Sanat ve kültürün gelişmesi bir iklim meselesidir. Kültür ve sanatta etkileşim elbette olacaktır. Biz uzunca bir dönem tek taraflı bir dayatmaya maruz kaldık. Sadece kopya çekerek, öykünerek özgün eserler ortaya koyulmayacağı ortaya çıktı. Bugün kendi tarihimizi, kültürümüzü konu edinen dizilerimiz dünyanın dört bir yanında ilgiyle takip ediliyorsa, doğru yolda ilerliyoruz demektir. Medeniyet mirasımızı ayağa kaldıracak çalışmalar yoğunlaşıyor ve hasılaları ortaya çıkmaya başlıyorsa önümüz aydınlık demektir.
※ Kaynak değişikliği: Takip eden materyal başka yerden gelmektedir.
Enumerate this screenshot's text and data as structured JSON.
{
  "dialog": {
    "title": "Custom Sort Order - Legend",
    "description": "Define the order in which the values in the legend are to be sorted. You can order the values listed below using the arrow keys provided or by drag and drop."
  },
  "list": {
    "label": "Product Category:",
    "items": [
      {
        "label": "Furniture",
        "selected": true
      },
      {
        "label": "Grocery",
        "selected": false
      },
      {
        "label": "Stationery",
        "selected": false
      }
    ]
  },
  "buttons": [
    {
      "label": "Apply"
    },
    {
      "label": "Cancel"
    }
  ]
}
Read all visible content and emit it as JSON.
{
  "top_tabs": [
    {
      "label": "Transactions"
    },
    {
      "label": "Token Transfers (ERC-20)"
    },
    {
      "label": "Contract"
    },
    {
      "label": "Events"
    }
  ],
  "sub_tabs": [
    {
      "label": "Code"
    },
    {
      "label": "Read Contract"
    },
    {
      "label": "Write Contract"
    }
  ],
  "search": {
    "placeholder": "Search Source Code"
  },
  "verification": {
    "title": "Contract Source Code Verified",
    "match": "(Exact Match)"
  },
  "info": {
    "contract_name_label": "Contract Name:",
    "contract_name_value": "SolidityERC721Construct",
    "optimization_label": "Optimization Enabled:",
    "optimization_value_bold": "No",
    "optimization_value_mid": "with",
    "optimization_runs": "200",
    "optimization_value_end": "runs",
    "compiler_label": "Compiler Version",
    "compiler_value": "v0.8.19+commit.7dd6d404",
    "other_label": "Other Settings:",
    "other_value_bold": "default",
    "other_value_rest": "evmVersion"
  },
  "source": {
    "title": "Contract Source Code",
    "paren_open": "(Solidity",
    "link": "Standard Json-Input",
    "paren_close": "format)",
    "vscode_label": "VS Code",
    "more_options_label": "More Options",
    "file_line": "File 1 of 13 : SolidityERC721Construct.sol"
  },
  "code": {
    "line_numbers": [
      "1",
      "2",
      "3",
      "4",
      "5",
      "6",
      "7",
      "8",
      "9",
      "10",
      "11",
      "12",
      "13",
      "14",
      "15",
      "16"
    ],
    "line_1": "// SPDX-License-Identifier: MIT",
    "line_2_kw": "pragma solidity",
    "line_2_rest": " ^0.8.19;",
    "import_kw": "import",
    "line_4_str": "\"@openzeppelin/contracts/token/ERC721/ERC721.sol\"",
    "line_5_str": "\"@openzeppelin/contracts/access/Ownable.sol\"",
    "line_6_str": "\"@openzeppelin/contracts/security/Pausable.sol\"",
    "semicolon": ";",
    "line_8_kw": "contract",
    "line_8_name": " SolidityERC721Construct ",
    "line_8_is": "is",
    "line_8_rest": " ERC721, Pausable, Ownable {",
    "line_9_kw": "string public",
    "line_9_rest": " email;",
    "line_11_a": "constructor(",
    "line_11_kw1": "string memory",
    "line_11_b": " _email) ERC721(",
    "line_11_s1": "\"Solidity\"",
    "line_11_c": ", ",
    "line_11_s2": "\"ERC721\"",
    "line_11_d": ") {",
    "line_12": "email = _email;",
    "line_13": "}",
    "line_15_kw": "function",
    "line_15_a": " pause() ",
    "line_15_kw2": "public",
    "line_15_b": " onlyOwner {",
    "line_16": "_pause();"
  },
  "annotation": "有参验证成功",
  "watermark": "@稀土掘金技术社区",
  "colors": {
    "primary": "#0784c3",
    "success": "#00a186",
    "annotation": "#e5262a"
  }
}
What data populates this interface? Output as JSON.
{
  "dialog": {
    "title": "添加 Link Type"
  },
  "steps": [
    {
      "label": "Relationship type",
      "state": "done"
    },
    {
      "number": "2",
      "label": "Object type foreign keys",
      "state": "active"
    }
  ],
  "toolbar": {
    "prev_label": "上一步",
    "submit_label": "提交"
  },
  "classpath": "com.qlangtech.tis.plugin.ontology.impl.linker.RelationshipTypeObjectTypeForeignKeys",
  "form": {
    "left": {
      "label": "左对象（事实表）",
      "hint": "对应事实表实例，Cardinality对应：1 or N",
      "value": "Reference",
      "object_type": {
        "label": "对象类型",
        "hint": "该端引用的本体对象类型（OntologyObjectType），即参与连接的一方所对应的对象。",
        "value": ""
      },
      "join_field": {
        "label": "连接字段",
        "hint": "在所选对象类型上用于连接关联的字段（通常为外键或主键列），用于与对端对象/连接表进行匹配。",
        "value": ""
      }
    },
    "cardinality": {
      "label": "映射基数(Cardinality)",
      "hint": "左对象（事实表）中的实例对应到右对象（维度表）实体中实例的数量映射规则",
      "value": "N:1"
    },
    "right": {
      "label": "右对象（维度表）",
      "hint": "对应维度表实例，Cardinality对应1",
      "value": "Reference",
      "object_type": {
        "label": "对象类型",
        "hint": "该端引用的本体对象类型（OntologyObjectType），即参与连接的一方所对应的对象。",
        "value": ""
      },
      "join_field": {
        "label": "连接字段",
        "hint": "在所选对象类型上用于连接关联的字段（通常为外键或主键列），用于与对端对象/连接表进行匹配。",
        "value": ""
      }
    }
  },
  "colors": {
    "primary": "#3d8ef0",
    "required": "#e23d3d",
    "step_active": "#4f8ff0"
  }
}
Bugün göreceğiniz eserler Topkapı Sarayı'nın depolarından çıkan eserlerdir. İşte bu sebeplere sahip çıkmanın mutluluğu içerisindeyiz. Daha niceleri var. Açılışını yaptığımız Resim Sergisi'nin bu bakımdan hepimize moral ve ilham vereceğine inanıyorum."